Artist Paul Cosquieri demanded total freedom when he took on one of his biggest challenges ever this summer.
Yes, some of his paintings have been large but none on the scale of the mural, 8.54 by 2.38 metres, which today houses an entire wall at the new Kishin Alwani Foundation Student Common Room at the University of Gibraltar.
But Paul had more challenges to deal with having just suffered a stroke and as he created his mixed media piece he slowly got back on his feet.
He had to learn how to use the right side of his body again.
He had to battle with his mind. He had to take it one step at a time as the artist fought the demons with a project today he admits saved him.
For him, his ‘Non Plus Ultra’, has been a journey of recovery as well as an artistic exploration. I have known Paul for many years.
I have followed his art closely. I know how seriously he takes his work.
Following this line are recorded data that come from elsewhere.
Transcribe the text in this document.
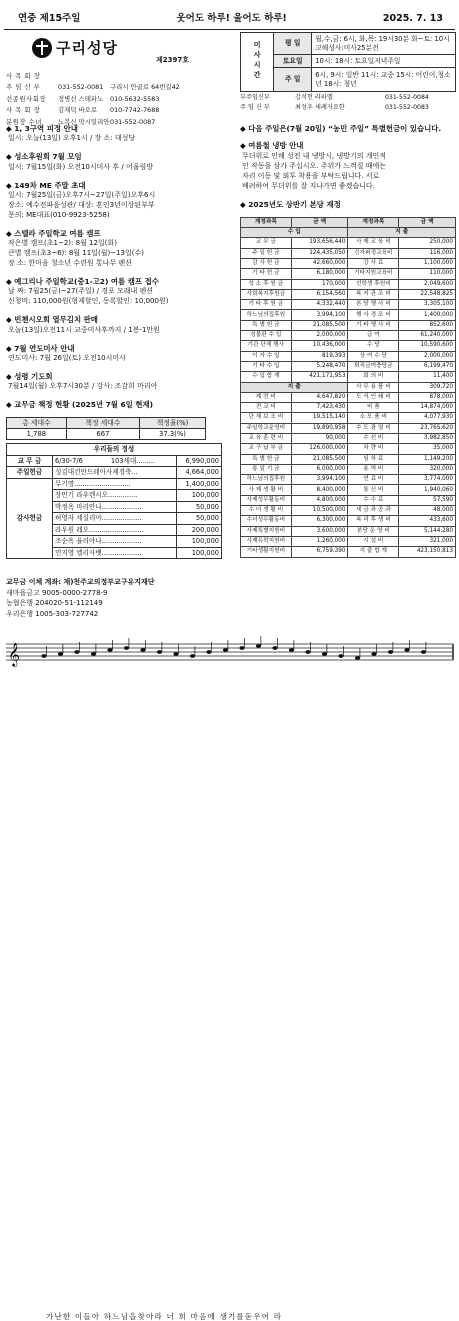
연중 제15주일	웃어도 하루! 울어도 하루!	2025. 7. 13
구리성당
제2397호
사 목 회 장
주 임 신 부	031-552-0081	구리시 안골로 64번길42
선종원사회장	정병선 스테파노	010-5632-5583
사 목 회 장	김재덕 바오로	010-7742-7688
분원장 수녀	노복신 막시밀리안 031-552-0087
미사시간	평 일	월,수,금: 6시, 화,목: 19시30분 화~토: 10시 고해성사:미사25분전
	토요일	10시: 18시: 토요일저녁주일
	주 일	6시, 9시: 일반 11시: 교중 15시: 어린이,청소년 18시: 청년
부주임신부	강석헌 라파엘	031-552-0084
주 임 신 부	최성우 세례자요한	031-552-0083
◆ 1, 3구역 피정 안내
일시: 오늘(13일) 오후1시 / 장 소: 대성당
◆ 성소후원회 7월 모임
일시: 7월15일(화) 오전10시미사 후 / 어울림방
◆ 149차 ME 주말 초대
일시: 7월25일(금)오후7시~27일(주일)오후6시
장소: 예수전파음성관/ 대상: 혼인3년이상된부부
문의: ME대표(010-9923-5258)
◆ 스텔라 주일학교 여름 캠프
작은별 캠프(초1~2): 8월 12일(화)
큰별 캠프(초3~6): 8월 11일(월)~13일(수)
장 소: 한마음 청소년 수련원 통나무 펜션
◆ 예그리나 주일학교(중1-고2) 여름 캠프 접수
날 짜: 7월25(금)~27(주일) / 경포 모래내 펜션
신청비: 110,000원(형제할인, 동록할인: 10,000원)
◆ 빈첸시오회 열무김치 판매
오늘(13일)오전11시 교중미사후까지 / 1봉-1만원
◆ 7월 연도미사 안내
연도미사: 7월 26일(토) 오전10시미사
◆ 성령 기도회
7월14일(월) 오후7시30분 / 강사: 조감희 마리아
◆ 교무금 책정 현황 (2025년 7월 6일 현재)
총 세대수	책정 세대수	책정율(%)
1,788	667	37.3(%)
우리들의 정성		
교 무 금	6/30-7/6 103세대.........	6,990,000
주일헌금	성김대건안드레아사제경축...	4,664,000
감사헌금	무기명...........................	1,400,000
	장민기 라우렌시오..............	100,000
	박정옥 마리안나...................	50,000
	허영자 세실리아...................	50,000
	라우원 레오..........................	200,000
	조순옥 율리아나...................	100,000
	민지영 엘리사벳...................	100,000
교무금 이체 계좌: 재)천주교의정부교구유지재단
새마을금고 9005-0000-2778-9
농협은행 204020-51-112149
우리은행 1005-303-727742
◆ 다음 주일은(7월 20일) “농민 주일” 특별헌금이 있습니다.
◆ 여름철 냉방 안내
무더위로 인해 성전 내 냉방시, 냉방기의 개인적
인 작동을 삼가 주십시오. 주위가 느껴질 때에는
자리 이동 및 외투 착용을 부탁드립니다. 서로
배려하여 무더위를 잘 지나가면 좋겠습니다.
◆ 2025년도 상반기 본당 재정
계정과목	금 액	계정과목	금 액
수 입		지 출	
교 무 금	193,656,440	사 제 교 육 비	250,000
주 일 헌 금	124,435,050	신자퍼정교육비	116,000
감 사 헌 금	42,660,000	강 사 료	1,100,000
기 타 헌 금	6,180,000	기타지원교육비	110,000
성 소 후 원 금	170,000	선학생 후원비	2,049,600
사회복지후원금	6,154,560	복 지 관 조 비	22,548,825
기 타 후 원 금	4,332,440	본 당 행 사 비	3,305,100
하느님의집후원	3,994,100	행 사 경 조 비	1,400,000
특 별 헌 금	21,085,500	기 타 행 사 비	852,600
성물판 수 입	2,000,000	급 여	61,240,000
기관 단체 행사	10,436,000	수 당	10,590,600
이 자 수 입	819,393	상 여 수 당	2,000,000
기 타 수 입	5,248,470	퇴직금여충당금	6,199,470
수 입 합 계	421,171,953	회 의 비	11,400
지 출		사 무 용 품 비	309,720
제 전 비	4,647,820	도 서 인 쇄 비	878,000
전 교 비	7,423,430	비 품	14,874,000
단 체 보 조 비	19,515,140	소 모 품 비	4,077,930
주일학교운영비	19,890,958	수 도 광 열 비	23,765,620
교 육 훈 련 비	90,000	수 선 비	3,982,850
교 구 납 부 금	126,000,000	차 량 비	35,000
특 별 헌 금	21,085,500	임 차 료	1,149,200
통 일 기 금	6,000,000	용 역 비	320,000
하느님의집후원	3,994,100	연 료 비	3,774,000
사 제 생 활 비	8,400,000	통 신 비	1,940,060
사제성무활동비	4,800,000	수 수 료	57,590
수 녀 생 활 비	10,500,000	세 금 과 공 과	48,000
수녀성무활동비	6,300,000	복 리 후 생 비	433,600
사제특별지원비	3,600,000	본당 운 영 비	5,144,280
사제유학지원비	1,260,000	시 설 비	321,000
기타생활지원비	6,759,390	지 출 합 계	423,150,813
𝄞
가난한 이들아 하느님을찾아라 너 희 마음에 생기를돋우어 라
Listening to him at the University on an evening offering an insight into the process of the work it became evident this has developed into a new artistic phase in a new journey of discovery for him not just as an artist but as a person.
Pushing himself to the limits, having to deal with slurred speech and what he can only explain as “problems with my head”, committed to the project he seems to have come out of it – on the other side – with a new direction which could prove even more testing and exciting for the artist.
Now, there’s no looking back. And, he acknowledges, that perhaps the most important change is that he now wants to simply have fun with his art.
In fact listening to him narrate how it all came together, with great honesty and directness, Paul seems to have shed some of the baggage he may have been carrying – it happens to us all – and therefore as an artist feels freer to experiment.
His brief from the start was simple -the mural had to fit into place with all necessary fittings and its theme of Gibraltar. His aim was to bring something fresh to the canvas. He wanted the piece to be dynamic but most importantly he wanted it to speak to young people.
And he admits, this was the hardest challenge because he also wanted the work to “establish a dialogue with international students”.
A mural, he adds, is hard to define and from the beginning he wanted the work to grow and be “organic”. With no real plan as the work on canvas began just a month after his stroke he knew he wanted privacy and wanted to be alone in an enclosed space which was provided by Gibraltar Cultural Services with the help of Angela Bula.
His first steps would take him to the Gibraltar National Archives where he was “bombarded with information” by Government Archivist Anthony Pitaluga.
Not wanting to work on a timeline he gathered more and more images and suddenly had “a big vomit of Gibraltar” he expressed.
“There was just too much. But I wanted to convey Gibraltar and our identity and who we are without being corny.”
Finally he selected his images: WWII Evacuees, old prints, Dr Giraldi, Azuquita, the closure of the frontier, Tobabia, Robba, Henry ‘el gordo’, the Governor’s, , Boris Almeida, Prince Charles and Lady Diana as they set off on their honeymoon, Miss World Kaiane Aldorino, our Chief Ministers, and so on.
But he knew the first layer had to be copies of the Chronicle – he simply chose a day – and laid down the collage of newspapers across the panels at the centre of his mural which he had placed on the floor of the space he was working in.
As music played in the background a splash of colour came next – the colour had already been chosen to match the colour scheme in the Common Room.
Then, he added, a strip of pages from the telephone directory and more splashes of colour. Dividing the painting into four horizontal bands he wanted the colour to represent sky (sky blue), the sun (yellow) the sea (ultramarine blue) and the land (ochre, sienna and yellow).
He suddenly realised that as he painted the mural took on a life all of its own. He laid the photographs and he painted them yellow. Politicians were in blue.
An old friend, Andrew Agius, became his assistant and companion throughout the project. He was to document the whole process on film with the aim of making it into a documentary.
The mural was so big he had to work on each layer separately, waiting for the paint to dry, before adding more. He walked on the canvas throughout the process.
He used everything from brushes to spray cans, brooms and rollers – and just about anything he could get his hands on.
At one point the work called out for the colour burgundy, and as a final touch came the black. He tried it all and if it did not work he “took off” and started again.
He explains that in some way all of his paintings are about himself and this one was no different. Throughout the summer months this space became his second home – he called it “my man cave” – and it proved to him that when one wants to achieve something everything is possible.
As I looked at the work up close and personal, Paul had a surprise for me, as he had included my father Manolo Mascarenhas in the work.
As he spoke at the talk of the people he had selected for the work it soon became obvious to me how important the journey had been for him and how important it had been to included personalities from our past – his own past.
“Many of these people will soon be forgotten if we do not give them prominence. They are just as important as events in our history… I want people to ask about them, find out about them and talk about them. My mural has to talk to younger people and they must be inquisitive… I want this to spark debate about our history and identity.”
But this work also feels like a new beginning for the artist… the more he paints on a large scale the more he wants to paint.
Just like the mural the more you look at it the more you see in it and the more one wants to discover… and that was his aim all along.